Friday 31/10/08 The Drones, Kes Band @ The Governor Hindmarsh, Adelaide

 

Friday 31/10/08 The Drones, Kes Band @ The Governor Hindmarsh, Adelaide Photo: Tom Gilhespy

Words should always be juxtaposed carefully. As an example, unless you really want to scare away a potential audience, it’s probably best not to invoke an image of the Grateful Dead singing sea shanties and giving it the hey nonny no by describing your trio as a folk/jam band. It’s the sort of thing that could easily result in people sitting out your set in the bar next door, firmly convinced that you have nothing listenable to offer without bothering to find out for themselves. But duty calls…

Kes Band are more Floyd-meets-pixies than folky Deadheads. You’ll notice that lower case P, however. The pixies we’re talking about here are the sort you’ll find playing pan pipes in the woods rather than the loudQUIETloud indie heroes. The Kes Band approach is more stopSTARTstop, with the rhythm section regularly dropping out to allow their lead singer/guitarist to make his point a little more clearly. Karl E Scullin, the front man, has a vocal style best described as idiosyncratic – or perhaps just affected – but if you can get past that the music is mostly interesting. The framework is solid, and the details keep changing. There’s a sense of humour too. At the end of their last number Scullin and his bass player wind themselves up for archetypal rock star leaps that contradict everything going before.

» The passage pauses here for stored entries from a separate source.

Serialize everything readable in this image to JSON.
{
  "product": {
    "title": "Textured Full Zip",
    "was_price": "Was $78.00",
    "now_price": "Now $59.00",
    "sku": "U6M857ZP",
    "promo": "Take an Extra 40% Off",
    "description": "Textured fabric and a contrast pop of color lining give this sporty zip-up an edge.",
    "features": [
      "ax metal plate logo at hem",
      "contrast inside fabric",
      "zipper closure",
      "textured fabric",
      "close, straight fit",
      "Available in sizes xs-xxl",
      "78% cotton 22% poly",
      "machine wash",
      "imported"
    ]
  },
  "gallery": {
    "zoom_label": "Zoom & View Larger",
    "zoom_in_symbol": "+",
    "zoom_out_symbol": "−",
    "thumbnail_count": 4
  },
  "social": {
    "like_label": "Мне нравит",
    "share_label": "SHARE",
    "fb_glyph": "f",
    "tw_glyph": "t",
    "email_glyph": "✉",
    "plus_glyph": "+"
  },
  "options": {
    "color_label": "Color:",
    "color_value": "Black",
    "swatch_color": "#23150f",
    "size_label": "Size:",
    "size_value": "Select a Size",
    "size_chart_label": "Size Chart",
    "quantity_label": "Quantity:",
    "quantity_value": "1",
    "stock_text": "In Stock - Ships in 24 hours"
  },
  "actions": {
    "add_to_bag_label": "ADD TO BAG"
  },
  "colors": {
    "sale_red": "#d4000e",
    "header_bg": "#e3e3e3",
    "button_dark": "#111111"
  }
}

The Drones aren’t quite punk, nor garage, nor blues, nor country, nor avant garde, but come close to all of those at different times. You could perhaps sum their music up by saying that its dynamic is LOUDloudREALLYFUCKINGLOUD. Even in their quieter moments they’re so intense that they feel as if they’re about to split your head in two with the sheer ferocity of it all. Lyrically, they come close to being a modern folk band, at least in that their songs are often detailed (if ambiguous) narratives on historical subjects that demand to be explored and understood. Murderers in the Australian bush, radioactive cows, cargo cults, abortion, divorce, the dead end of humanity – that sort of thing.

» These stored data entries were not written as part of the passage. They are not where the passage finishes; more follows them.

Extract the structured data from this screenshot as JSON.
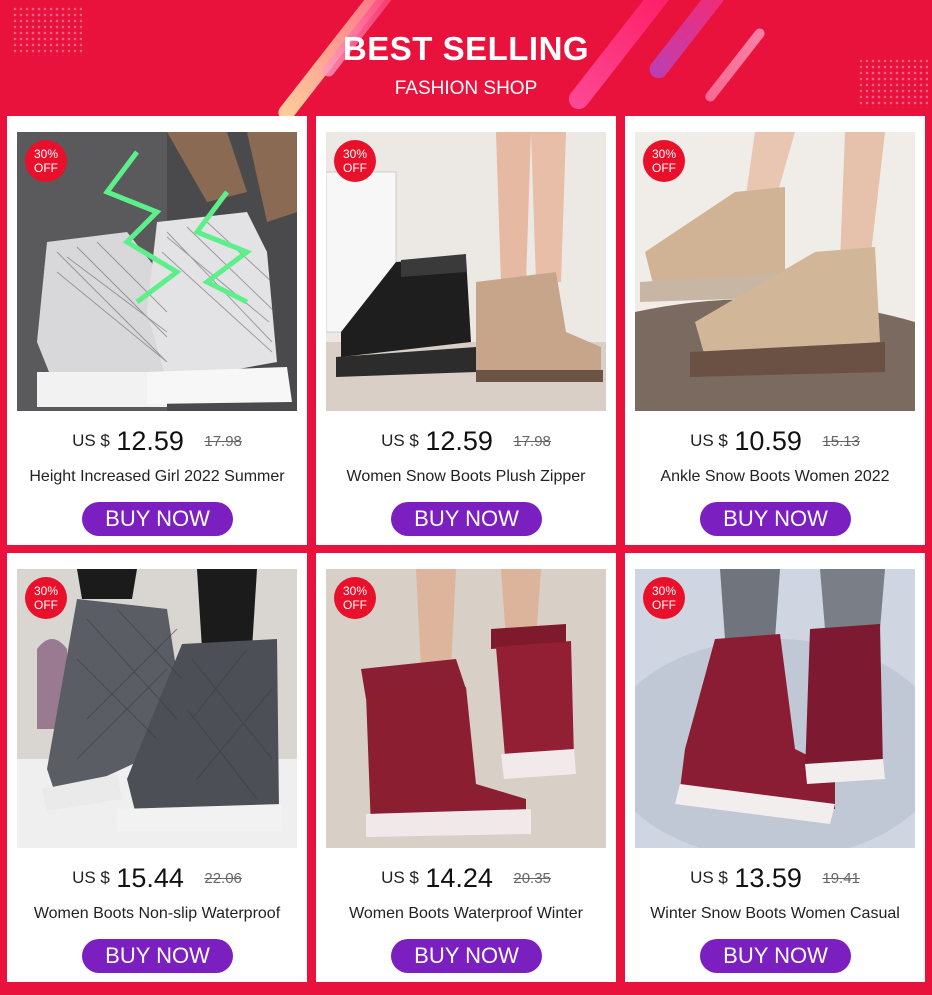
{
  "banner": {
    "title": "BEST SELLING",
    "subtitle": "FASHION SHOP"
  },
  "products": [
    {
      "badge_pct": "30%",
      "badge_off": "OFF",
      "currency": "US $",
      "price": "12.59",
      "old_price": "17.98",
      "title": "Height Increased Girl 2022 Summer",
      "button": "BUY NOW"
    },
    {
      "badge_pct": "30%",
      "badge_off": "OFF",
      "currency": "US $",
      "price": "12.59",
      "old_price": "17.98",
      "title": "Women Snow Boots Plush Zipper",
      "button": "BUY NOW"
    },
    {
      "badge_pct": "30%",
      "badge_off": "OFF",
      "currency": "US $",
      "price": "10.59",
      "old_price": "15.13",
      "title": "Ankle Snow Boots Women 2022",
      "button": "BUY NOW"
    },
    {
      "badge_pct": "30%",
      "badge_off": "OFF",
      "currency": "US $",
      "price": "15.44",
      "old_price": "22.06",
      "title": "Women Boots Non-slip Waterproof",
      "button": "BUY NOW"
    },
    {
      "badge_pct": "30%",
      "badge_off": "OFF",
      "currency": "US $",
      "price": "14.24",
      "old_price": "20.35",
      "title": "Women Boots Waterproof Winter",
      "button": "BUY NOW"
    },
    {
      "badge_pct": "30%",
      "badge_off": "OFF",
      "currency": "US $",
      "price": "13.59",
      "old_price": "19.41",
      "title": "Winter Snow Boots Women Casual",
      "button": "BUY NOW"
    }
  ],
  "colors": {
    "background": "#e8123c",
    "button": "#7b1fc0",
    "badge": "#e8102a"
  }
}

It’s been reported recently that Gareth Liddiard, The Drones’ erudite but always passionate frontman, deliberately toned things down a tad when writing the material for their fourth album, Havilah. Not for the sake of the audience, particularly, but to make it easier to play, in the sense of being less draining, physically and emotionally. You wouldn’t necessarily notice it listening to the CDs, without making a direct comparison, but there’s no doubt that tonight’s show feels a little more inviting than many of their previous ones. There’s a much larger audience too, compared to previous Adelaide gigs, and the band are clearly delighted about that. The Drones are still far too severe to ever be as big as they are good, but it’s great to see them pulling a crowd that’s numerous as well as enthusiastic.

With Drones’ songs generally on the long side – there are always so many ideas to pack in – we only get twelve in the set, mostly from Havilah. Nail It Down is a great opener, just as it is on the album. Despite the quality and ambition of The Minotaur, I Am The Supercargo and the rest, Shark Fin Blues – the first track on their second album – is still one of the highlights. It’s also the song that announced just how serious and important a band they are.

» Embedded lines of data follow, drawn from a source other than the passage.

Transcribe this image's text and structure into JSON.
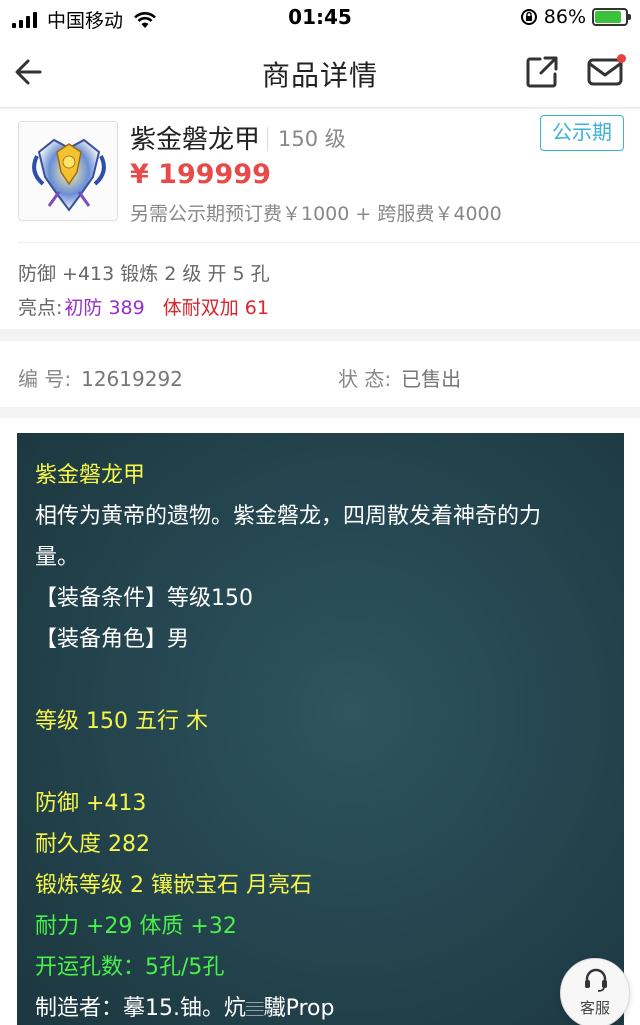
{
  "status_bar": {
    "carrier": "中国移动",
    "time": "01:45",
    "battery_percent": "86%",
    "icons": [
      "signal-icon",
      "wifi-icon",
      "lock-rotation-icon",
      "battery-icon"
    ]
  },
  "nav": {
    "title": "商品详情",
    "icons": [
      "back-arrow-icon",
      "share-icon",
      "mail-icon"
    ]
  },
  "product": {
    "name": "紫金磐龙甲",
    "level": "150 级",
    "badge": "公示期",
    "price": "¥ 199999",
    "fee_note": "另需公示期预订费￥1000 + 跨服费￥4000",
    "attributes": "防御 +413 锻炼 2 级 开 5 孔",
    "highlight_label": "亮点:",
    "highlight_1": "初防 389",
    "highlight_2": "体耐双加 61"
  },
  "info": {
    "id_label": "编 号:",
    "id_value": "12619292",
    "status_label": "状 态:",
    "status_value": "已售出"
  },
  "description": {
    "title": "紫金磐龙甲",
    "lore_1": "相传为黄帝的遗物。紫金磐龙，四周散发着神奇的力",
    "lore_2": "量。",
    "condition": "【装备条件】等级150",
    "role": "【装备角色】男",
    "level_element": "等级 150 五行 木",
    "defense": "防御 +413",
    "durability": "耐久度 282",
    "forge": "锻炼等级 2 镶嵌宝石 月亮石",
    "stats": "耐力 +29 体质 +32",
    "holes": "开运孔数：5孔/5孔",
    "maker": "制造者：摹15.铀。炕𝄙驖Prop"
  },
  "customer_service": {
    "label": "客服"
  },
  "colors": {
    "price_red": "#e84a4a",
    "badge_blue": "#3bb3d6",
    "highlight_purple": "#9a2ec9",
    "highlight_red": "#d9262c",
    "desc_yellow": "#f5f54a",
    "desc_green": "#4af04a",
    "panel_bg": "#254650"
  }
}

Despite Liddiard’s intention of taking things a little easier, there’s little tonight to suggest that he’s actually doing so. Frankly, there’s little to suggest that he even knows how to. But the intensity has been leavened slightly by a change in the band. Dan Luscombe, who was previously one of the mainstays in Paul Kelly’s band, has a cleaner, gentler guitar style than Rui Pereira and it’s perhaps Luscombe as much as Liddiard who’s responsible for making The Drones seem that little bit more accessible. But let’s not get carried away here. The closing number, I Don’t Ever Want To Change, is perhaps as close to a pop song as The Drones have strayed, though it’s also an exhilarating, breakneck slice of garage rock. Tonight it’s been reinvented, shorn of its hooks, and there’s only the grunge and depression left. So much for toning things down.